I watched Cavendish win yesterday's stage of the Tour de France. He is currently the best sprinter in the world and the first British stage winner for 5 years. It was great to watch and he really deserved it after last year when he was well placed to win the second stage in Canterbury until a female spectator walked in front of him and knocked him off his bike. I don't know whether he would have won or not but the dream of a British stage win on home ground was ended there and then by a stupid and selfish act.
Cycling was also in the news yesterday after a cyclist on a mountain bike was fined £2000 for knocking over and killing a young girl who either stepped in front of him or refused to get out of his way. The story is quite complicated and it is hard to work out exactly what happened. It does sound like the man didn't make any attempt to stop when the teenagers were in the road and that can never be condoned; and I can also fully understand why the girls parents feel that the punishment was grossly inadequate. However, this story led the papers and press to publish a whole collection of anti-cyclist articles. There was quite a nice balance in the Times presenting what I thought was many sides of the argument. As a driver, cyclist and one time regular commuter on the bike I feel I have the right to add my bit!
1. Not all cyclists break the rules in the same way that not all motorists are mad psychopaths whose one aim is to knock off every bike rider they see.
2. In order to survive as a cycling commuter you have to believe the latter so that you can protect yourself against the one that is!
3. Sometimes it is safer for everyone if as a cyclist you bend a few rules. For example, it is safer to position yourself just ahead of cars at a junction so that they can see you and it is safer to be a little out from the side of the road for the same reason. It does make some car drivers annoyed but at least they see you.
4. Most cyclists are insured; either through their household insurance, car insurance or through membership of a cycling organisation.
5. It is quite possible to accidentally kill someone when you are riding a bike.

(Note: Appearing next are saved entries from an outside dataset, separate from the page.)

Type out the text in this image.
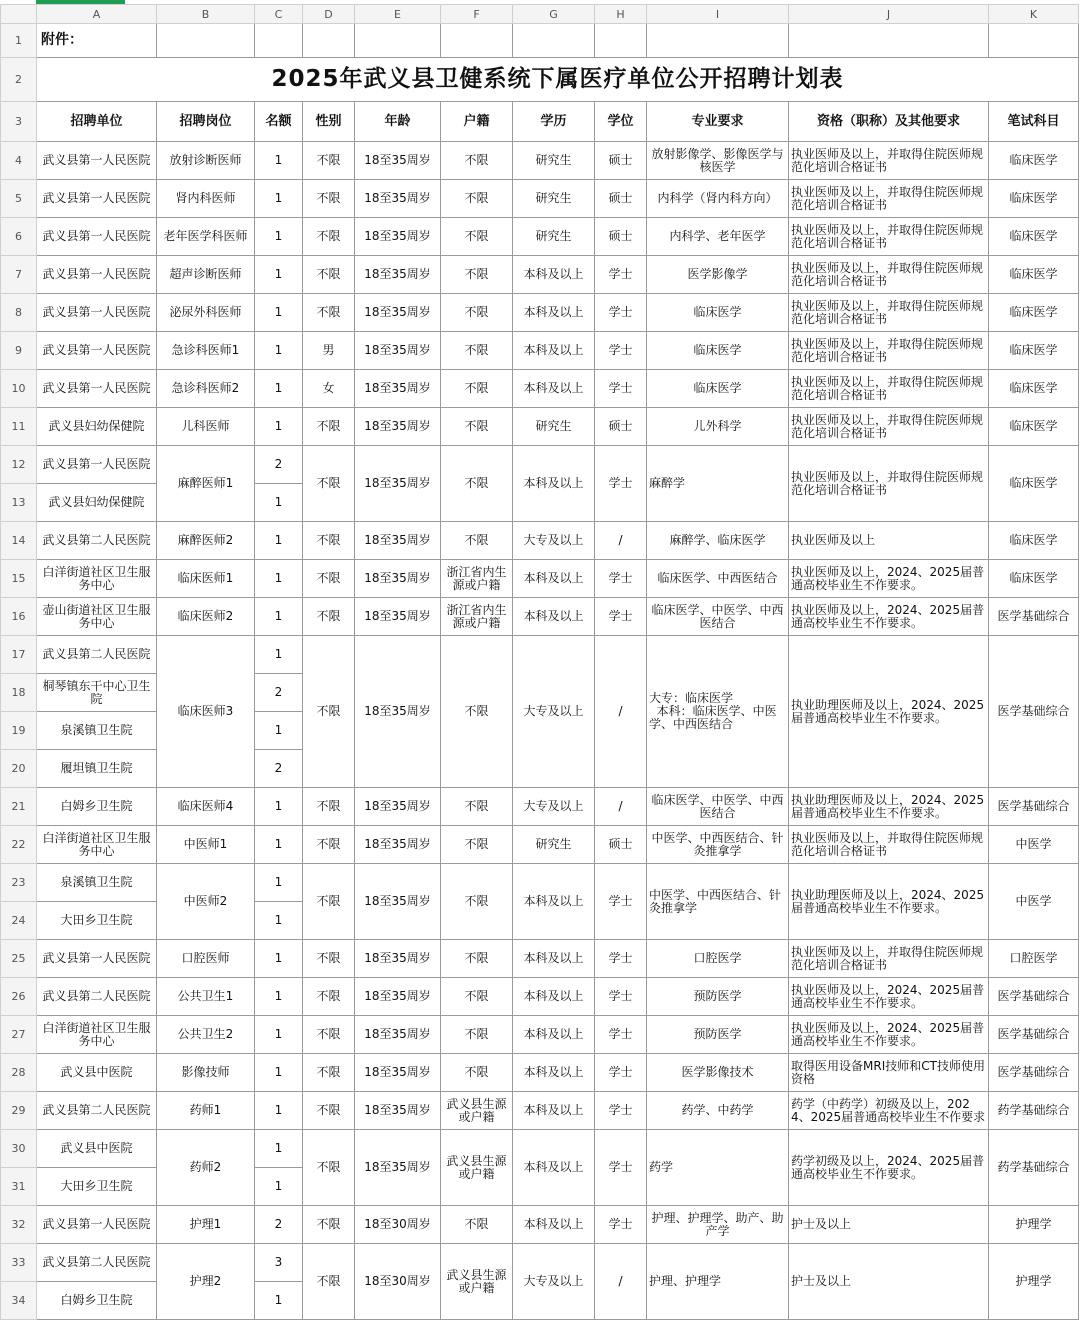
	A	B	C	D	E	F	G	H	I	J	K
1	附件：										
2	2025年武义县卫健系统下属医疗单位公开招聘计划表										
3	招聘单位	招聘岗位	名额	性别	年龄	户籍	学历	学位	专业要求	资格（职称）及其他要求	笔试科目
4	武义县第一人民医院	放射诊断医师	1	不限	18至35周岁	不限	研究生	硕士	放射影像学、影像医学与核医学	执业医师及以上，并取得住院医师规范化培训合格证书	临床医学
5	武义县第一人民医院	肾内科医师	1	不限	18至35周岁	不限	研究生	硕士	内科学（肾内科方向）	执业医师及以上，并取得住院医师规范化培训合格证书	临床医学
6	武义县第一人民医院	老年医学科医师	1	不限	18至35周岁	不限	研究生	硕士	内科学、老年医学	执业医师及以上，并取得住院医师规范化培训合格证书	临床医学
7	武义县第一人民医院	超声诊断医师	1	不限	18至35周岁	不限	本科及以上	学士	医学影像学	执业医师及以上，并取得住院医师规范化培训合格证书	临床医学
8	武义县第一人民医院	泌尿外科医师	1	不限	18至35周岁	不限	本科及以上	学士	临床医学	执业医师及以上，并取得住院医师规范化培训合格证书	临床医学
9	武义县第一人民医院	急诊科医师1	1	男	18至35周岁	不限	本科及以上	学士	临床医学	执业医师及以上，并取得住院医师规范化培训合格证书	临床医学
10	武义县第一人民医院	急诊科医师2	1	女	18至35周岁	不限	本科及以上	学士	临床医学	执业医师及以上，并取得住院医师规范化培训合格证书	临床医学
11	武义县妇幼保健院	儿科医师	1	不限	18至35周岁	不限	研究生	硕士	儿外科学	执业医师及以上，并取得住院医师规范化培训合格证书	临床医学
12	武义县第一人民医院	麻醉医师1	2	不限	18至35周岁	不限	本科及以上	学士	麻醉学	执业医师及以上，并取得住院医师规范化培训合格证书	临床医学
13	武义县妇幼保健院		1								
14	武义县第二人民医院	麻醉医师2	1	不限	18至35周岁	不限	大专及以上	/	麻醉学、临床医学	执业医师及以上	临床医学
15	白洋街道社区卫生服务中心	临床医师1	1	不限	18至35周岁	浙江省内生源或户籍	本科及以上	学士	临床医学、中西医结合	执业医师及以上，2024、2025届普通高校毕业生不作要求。	临床医学
16	壶山街道社区卫生服务中心	临床医师2	1	不限	18至35周岁	浙江省内生源或户籍	本科及以上	学士	临床医学、中医学、中西医结合	执业医师及以上，2024、2025届普通高校毕业生不作要求。	医学基础综合
17	武义县第二人民医院	临床医师3	1	不限	18至35周岁	不限	大专及以上	/	大专：临床医学
本科：临床医学、中医学、中西医结合	执业助理医师及以上，2024、2025届普通高校毕业生不作要求。	医学基础综合
18	桐琴镇东干中心卫生院		2								
19	泉溪镇卫生院		1								
20	履坦镇卫生院		2								
21	白姆乡卫生院	临床医师4	1	不限	18至35周岁	不限	大专及以上	/	临床医学、中医学、中西医结合	执业助理医师及以上，2024、2025届普通高校毕业生不作要求。	医学基础综合
22	白洋街道社区卫生服务中心	中医师1	1	不限	18至35周岁	不限	研究生	硕士	中医学、中西医结合、针灸推拿学	执业医师及以上，并取得住院医师规范化培训合格证书	中医学
23	泉溪镇卫生院	中医师2	1	不限	18至35周岁	不限	本科及以上	学士	中医学、中西医结合、针灸推拿学	执业助理医师及以上，2024、2025届普通高校毕业生不作要求。	中医学
24	大田乡卫生院		1								
25	武义县第一人民医院	口腔医师	1	不限	18至35周岁	不限	本科及以上	学士	口腔医学	执业医师及以上，并取得住院医师规范化培训合格证书	口腔医学
26	武义县第二人民医院	公共卫生1	1	不限	18至35周岁	不限	本科及以上	学士	预防医学	执业医师及以上，2024、2025届普通高校毕业生不作要求。	医学基础综合
27	白洋街道社区卫生服务中心	公共卫生2	1	不限	18至35周岁	不限	本科及以上	学士	预防医学	执业医师及以上，2024、2025届普通高校毕业生不作要求。	医学基础综合
28	武义县中医院	影像技师	1	不限	18至35周岁	不限	本科及以上	学士	医学影像技术	取得医用设备MRI技师和CT技师使用资格	医学基础综合
29	武义县第二人民医院	药师1	1	不限	18至35周岁	武义县生源或户籍	本科及以上	学士	药学、中药学	药学（中药学）初级及以上，2024、2025届普通高校毕业生不作要求	药学基础综合
30	武义县中医院	药师2	1	不限	18至35周岁	武义县生源或户籍	本科及以上	学士	药学	药学初级及以上，2024、2025届普通高校毕业生不作要求。	药学基础综合
31	大田乡卫生院		1								
32	武义县第一人民医院	护理1	2	不限	18至30周岁	不限	本科及以上	学士	护理、护理学、助产、助产学	护士及以上	护理学
33	武义县第二人民医院	护理2	3	不限	18至30周岁	武义县生源或户籍	大专及以上	/	护理、护理学	护士及以上	护理学
34	白姆乡卫生院		1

Downhill the bike will go as fast as a car (something that often seems to infuriate some car drivers who feel like they should overtake no matter what).
6. The consequence of any scrape between me on a bike and a car will always be worse for me (so it is in my best interest not to get into one).

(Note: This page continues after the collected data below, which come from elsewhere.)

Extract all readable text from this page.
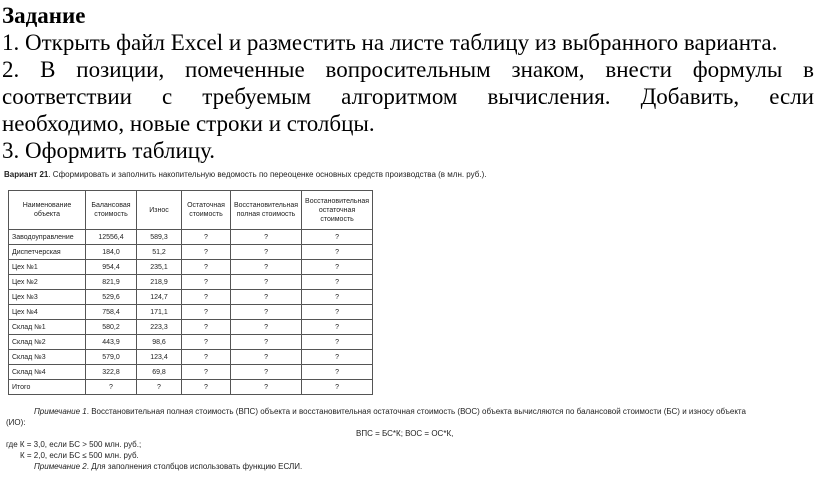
Задание
1. Открыть файл Excel и разместить на листе таблицу из выбранного варианта.
2. В позиции, помеченные вопросительным знаком, внести формулы в
соответствии с требуемым алгоритмом вычисления. Добавить, если
необходимо, новые строки и столбцы.
3. Оформить таблицу.
Вариант 21. Сформировать и заполнить накопительную ведомость по переоценке основных средств производства (в млн. руб.).
Наименование объекта	Балансовая стоимость	Износ	Остаточная стоимость	Восстановительная полная стоимость	Восстановительная остаточная стоимость
Заводоуправление	12556,4	589,3	?	?	?
Диспетчерская	184,0	51,2	?	?	?
Цех №1	954,4	235,1	?	?	?
Цех №2	821,9	218,9	?	?	?
Цех №3	529,6	124,7	?	?	?
Цех №4	758,4	171,1	?	?	?
Склад №1	580,2	223,3	?	?	?
Склад №2	443,9	98,6	?	?	?
Склад №3	579,0	123,4	?	?	?
Склад №4	322,8	69,8	?	?	?
Итого	?	?	?	?	?
Примечание 1. Восстановительная полная стоимость (ВПС) объекта и восстановительная остаточная стоимость (ВОС) объекта вычисляются по балансовой стоимости (БС) и износу объекта
(ИО):
ВПС = БС*К; ВОС = ОС*К,
где К = 3,0, если БС > 500 млн. руб.;
К = 2,0, если БС ≤ 500 млн. руб.
Примечание 2. Для заполнения столбцов использовать функцию ЕСЛИ.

7. Cyclists do pay tax that adequately covers their use of the roads, either through income tax or through motor vehicle tax (most cyclists own cars as well).
8. Sometimes pedestrians just don't look out for bikes. When they see me (and I do not cycle on pavements unless it is legal for me to do so) they jump and say 'get a bell'. Well, I have tried a bell and it is not heard above the traffic! If it is, it also causes people to jump out of their skins and in their shock and then they usually walk in front of me! I have tried coughing loudly, squealing my breaks, saying politely 'excuse me please' or 'just behind you' and all of it produces a startled response.
9. Pedestrians sometimes think that if I cycle more slowly it will be safer. This is not necessarily true as at very slow speeds it is more difficult to control the direction of the bike.
10. It is very difficult to hand signal as you are going down hill and braking!